The Downsides of Market Dominance

It is presumed that market-dominant players have a powerful advantage and can leverage that over time. Market dominance is a measure of the quality of a brand, its products, and services concerning its competition. Market dominance seeks to explain how a brand, an item, or firm has control over an item classification in a given geographical zone.

 

A few years ago, social networking sites such as Myspace, Bebo, and Friendster took precedence, attracting large numbers of users only to lose ground to new entrants in the market. On the contrary, Facebook has succeeded in being a market leader, dramatically expanding to the global market.

 

While this might sound exciting to new entrants, market dominance comes with downsides that you need to be aware of.

 

 

A Long Way to Fall

Business leaders consider market dominance as a triumph for business. Market dominance enables brands to enjoy premium prices due to their leader status, lower sales costs and short sales cycles due to their market awareness, and lower price cost due to the economies of scale. With such benefits, it’s easy to agree that market dominance happens in the best interest of brands and businesses.

 

However, dominance comes with more risks than if they weren’t controlling market aspects such as price and competition. Research indicates that when consumers only have one choice, they will use it out of resignation. When a competitor enters the market with a better alternative, consumers are likely to flood the new product or service, which is the greatest fear for dominant brands.

 

 

The Downsides of Market Dominance

When your brand dominates a certain industry, other industry players may accuse you of monopolizing the market. A monopoly is a market structure where a single seller sells a unique product.

 

In a monopoly, you face no competition, as you are the sole seller of goods with no close substitution. With a monopoly, you control the market and have the power to set new prices for goods.

 

As a market leader, you should be careful about appearing too successful and becoming too dominant. While it might be good for a business to cultivate and support competition, market dominance can trigger psychological reactance among existing and new entrants. Your potential competitors might also pose a problem to your brand as they believe you are blocking them from accessing profits within the industry.

 

Market dominance can be a disadvantage to your business if it triggers reactance within your customers. In this case, you need to work hard to appeal to your customers, who might be motivated to look for alternatives from other small players.

 

If you run a consumer or public interest organization, market dominance means public visibility.

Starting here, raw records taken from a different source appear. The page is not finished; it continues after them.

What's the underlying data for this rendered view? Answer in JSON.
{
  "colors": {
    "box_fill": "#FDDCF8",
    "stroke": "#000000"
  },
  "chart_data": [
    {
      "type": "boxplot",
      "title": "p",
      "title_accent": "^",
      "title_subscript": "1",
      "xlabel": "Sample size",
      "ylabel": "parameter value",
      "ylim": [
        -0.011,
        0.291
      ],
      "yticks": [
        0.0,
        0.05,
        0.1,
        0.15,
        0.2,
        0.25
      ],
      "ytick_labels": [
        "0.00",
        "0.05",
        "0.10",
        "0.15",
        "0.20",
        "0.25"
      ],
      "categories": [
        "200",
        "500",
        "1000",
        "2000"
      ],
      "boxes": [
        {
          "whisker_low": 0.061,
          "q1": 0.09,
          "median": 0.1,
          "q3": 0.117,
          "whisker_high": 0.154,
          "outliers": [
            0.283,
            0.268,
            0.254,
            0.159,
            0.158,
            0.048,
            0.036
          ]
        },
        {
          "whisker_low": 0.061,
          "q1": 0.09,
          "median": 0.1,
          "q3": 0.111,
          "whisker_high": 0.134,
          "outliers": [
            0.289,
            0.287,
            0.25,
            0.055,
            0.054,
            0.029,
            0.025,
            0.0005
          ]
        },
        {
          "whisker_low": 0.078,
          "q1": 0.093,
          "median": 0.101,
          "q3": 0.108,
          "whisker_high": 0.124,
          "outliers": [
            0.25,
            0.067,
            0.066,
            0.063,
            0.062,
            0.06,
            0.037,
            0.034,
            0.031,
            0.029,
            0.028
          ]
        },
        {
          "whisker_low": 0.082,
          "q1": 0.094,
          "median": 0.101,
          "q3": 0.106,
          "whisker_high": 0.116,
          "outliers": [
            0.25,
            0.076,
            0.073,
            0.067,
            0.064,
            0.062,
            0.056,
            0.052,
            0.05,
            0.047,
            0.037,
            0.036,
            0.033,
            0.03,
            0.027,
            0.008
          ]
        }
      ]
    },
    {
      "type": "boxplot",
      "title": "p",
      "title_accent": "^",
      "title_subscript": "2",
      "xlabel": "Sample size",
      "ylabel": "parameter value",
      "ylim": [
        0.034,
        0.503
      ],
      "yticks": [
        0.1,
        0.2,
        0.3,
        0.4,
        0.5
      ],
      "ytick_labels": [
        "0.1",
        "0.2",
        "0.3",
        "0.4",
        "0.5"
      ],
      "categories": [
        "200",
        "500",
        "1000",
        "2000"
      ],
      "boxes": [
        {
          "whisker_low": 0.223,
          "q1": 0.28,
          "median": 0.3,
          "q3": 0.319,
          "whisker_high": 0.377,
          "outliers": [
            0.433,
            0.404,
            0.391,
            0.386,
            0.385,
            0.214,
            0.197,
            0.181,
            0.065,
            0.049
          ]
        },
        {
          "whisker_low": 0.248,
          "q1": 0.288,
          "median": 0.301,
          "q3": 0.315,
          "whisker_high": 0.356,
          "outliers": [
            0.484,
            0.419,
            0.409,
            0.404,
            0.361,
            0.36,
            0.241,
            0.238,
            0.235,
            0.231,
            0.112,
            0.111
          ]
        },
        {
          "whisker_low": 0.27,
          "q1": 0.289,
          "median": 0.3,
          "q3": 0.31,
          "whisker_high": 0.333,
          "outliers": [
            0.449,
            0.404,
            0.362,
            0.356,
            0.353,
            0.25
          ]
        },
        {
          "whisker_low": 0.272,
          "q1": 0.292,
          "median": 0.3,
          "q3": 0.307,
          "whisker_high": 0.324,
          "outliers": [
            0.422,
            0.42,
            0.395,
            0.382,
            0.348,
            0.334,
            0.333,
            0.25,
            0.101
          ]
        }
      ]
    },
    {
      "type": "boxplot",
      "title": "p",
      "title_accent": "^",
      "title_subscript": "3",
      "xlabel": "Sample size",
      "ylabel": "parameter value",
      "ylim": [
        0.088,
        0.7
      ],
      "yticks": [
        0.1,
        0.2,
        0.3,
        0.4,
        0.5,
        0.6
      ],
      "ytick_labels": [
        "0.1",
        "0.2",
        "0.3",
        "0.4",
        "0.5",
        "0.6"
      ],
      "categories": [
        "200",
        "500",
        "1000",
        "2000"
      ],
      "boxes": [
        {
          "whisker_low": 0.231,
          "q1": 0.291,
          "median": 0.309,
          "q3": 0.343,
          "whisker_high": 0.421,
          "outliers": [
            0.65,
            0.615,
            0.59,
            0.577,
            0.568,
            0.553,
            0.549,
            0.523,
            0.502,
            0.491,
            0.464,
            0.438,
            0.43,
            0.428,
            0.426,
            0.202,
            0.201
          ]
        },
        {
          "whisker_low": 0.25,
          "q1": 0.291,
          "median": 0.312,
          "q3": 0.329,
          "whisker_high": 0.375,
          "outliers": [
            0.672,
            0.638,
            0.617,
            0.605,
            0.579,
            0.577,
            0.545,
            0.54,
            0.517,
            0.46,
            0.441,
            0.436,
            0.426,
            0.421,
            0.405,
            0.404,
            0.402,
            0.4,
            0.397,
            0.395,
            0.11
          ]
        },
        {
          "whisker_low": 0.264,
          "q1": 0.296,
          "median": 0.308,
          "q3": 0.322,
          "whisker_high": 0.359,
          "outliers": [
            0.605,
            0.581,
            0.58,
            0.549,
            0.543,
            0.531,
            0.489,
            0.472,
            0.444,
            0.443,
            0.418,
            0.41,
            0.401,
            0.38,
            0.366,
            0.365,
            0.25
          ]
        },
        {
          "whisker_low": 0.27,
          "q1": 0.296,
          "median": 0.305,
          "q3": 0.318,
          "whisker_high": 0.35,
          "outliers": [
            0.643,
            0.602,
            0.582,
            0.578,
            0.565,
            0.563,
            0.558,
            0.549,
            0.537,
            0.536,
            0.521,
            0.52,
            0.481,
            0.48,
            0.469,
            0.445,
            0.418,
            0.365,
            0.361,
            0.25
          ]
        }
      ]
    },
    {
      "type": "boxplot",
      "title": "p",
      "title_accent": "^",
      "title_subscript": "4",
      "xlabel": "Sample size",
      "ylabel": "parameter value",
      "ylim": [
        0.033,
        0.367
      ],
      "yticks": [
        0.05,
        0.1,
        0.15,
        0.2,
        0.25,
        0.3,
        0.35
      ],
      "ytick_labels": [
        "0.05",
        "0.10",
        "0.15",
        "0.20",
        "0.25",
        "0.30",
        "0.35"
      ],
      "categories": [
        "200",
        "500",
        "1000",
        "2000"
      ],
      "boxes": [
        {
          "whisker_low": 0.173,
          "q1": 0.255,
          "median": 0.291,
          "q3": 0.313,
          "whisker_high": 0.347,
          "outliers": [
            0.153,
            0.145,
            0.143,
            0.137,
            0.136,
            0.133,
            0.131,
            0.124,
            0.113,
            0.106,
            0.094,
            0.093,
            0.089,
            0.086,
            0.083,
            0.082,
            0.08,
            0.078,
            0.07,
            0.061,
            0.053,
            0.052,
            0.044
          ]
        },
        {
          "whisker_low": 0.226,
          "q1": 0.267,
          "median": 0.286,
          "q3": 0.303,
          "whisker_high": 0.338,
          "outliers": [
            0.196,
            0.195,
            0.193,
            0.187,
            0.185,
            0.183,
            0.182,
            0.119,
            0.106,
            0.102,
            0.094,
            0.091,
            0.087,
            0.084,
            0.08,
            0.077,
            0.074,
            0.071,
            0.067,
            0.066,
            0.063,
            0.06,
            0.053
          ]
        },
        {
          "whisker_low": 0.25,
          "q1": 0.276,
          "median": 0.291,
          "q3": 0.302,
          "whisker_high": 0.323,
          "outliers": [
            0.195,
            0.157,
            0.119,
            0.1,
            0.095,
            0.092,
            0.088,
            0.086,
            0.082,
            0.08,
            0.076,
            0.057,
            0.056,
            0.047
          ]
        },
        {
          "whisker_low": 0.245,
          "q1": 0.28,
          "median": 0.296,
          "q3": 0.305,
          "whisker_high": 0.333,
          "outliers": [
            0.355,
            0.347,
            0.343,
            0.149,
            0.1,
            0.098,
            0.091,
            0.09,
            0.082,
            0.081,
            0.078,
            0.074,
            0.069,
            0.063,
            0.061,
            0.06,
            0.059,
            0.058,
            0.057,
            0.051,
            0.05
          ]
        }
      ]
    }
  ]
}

You have to cope with antitrust initiatives by the government. With more attention to your daily operations, you can find it hard to disguise your dominance in a particular market. Market dominance also means putting up with congressional pressure to fight inflation through enforcing and stepping up antitrust laws.

 

Risk Reduction

If you conclude that market dominance is dangerous for your brand, you may need to adopt a few strategies to help reduce the risk rather than strategies that will reduce your market share. Having optimal market share is a function of profitability and risk. While you may choose to sit back and relieve stress with gel bead stress balls for work, note that any effort to reduce the risk of market dominance is equivalent to optimizing market share.

 

Consider strategies to help reduce the insecurities surrounding market dominance. These insecurities include public relations, dependence, legislation, competitive pacification, dependence, and social responsiveness.

 

Many companies implement public relations strategies to market and improve the image of the brand. While public relations is used for a good cause, it can also be used to cover up weaknesses. Therefore, you should use not only good words but also implement good deeds.

 

Another attempt to reduce the downsides of market dominance is by cultivating better relationships with competitors. You can also reduce these risks by making government institutions and officials depend on your defense-related commodities to help keep unemployment down or for political campaign funds.

 

This can help you acquire considerable power over policymakers and reduce the chances of your company is a target for lawsuits and government legislation.

 

What’s in for Both Small and Large Companies?

Settle for a large market share and not a dominant market share. Seek to implement comparative and supportive advertising to remind consumers about their choices because trying to push out competitors can be costly and unsuccessful. If your company is small, your goal should be finding an alternative as opposed to competing for head-on for the same customers.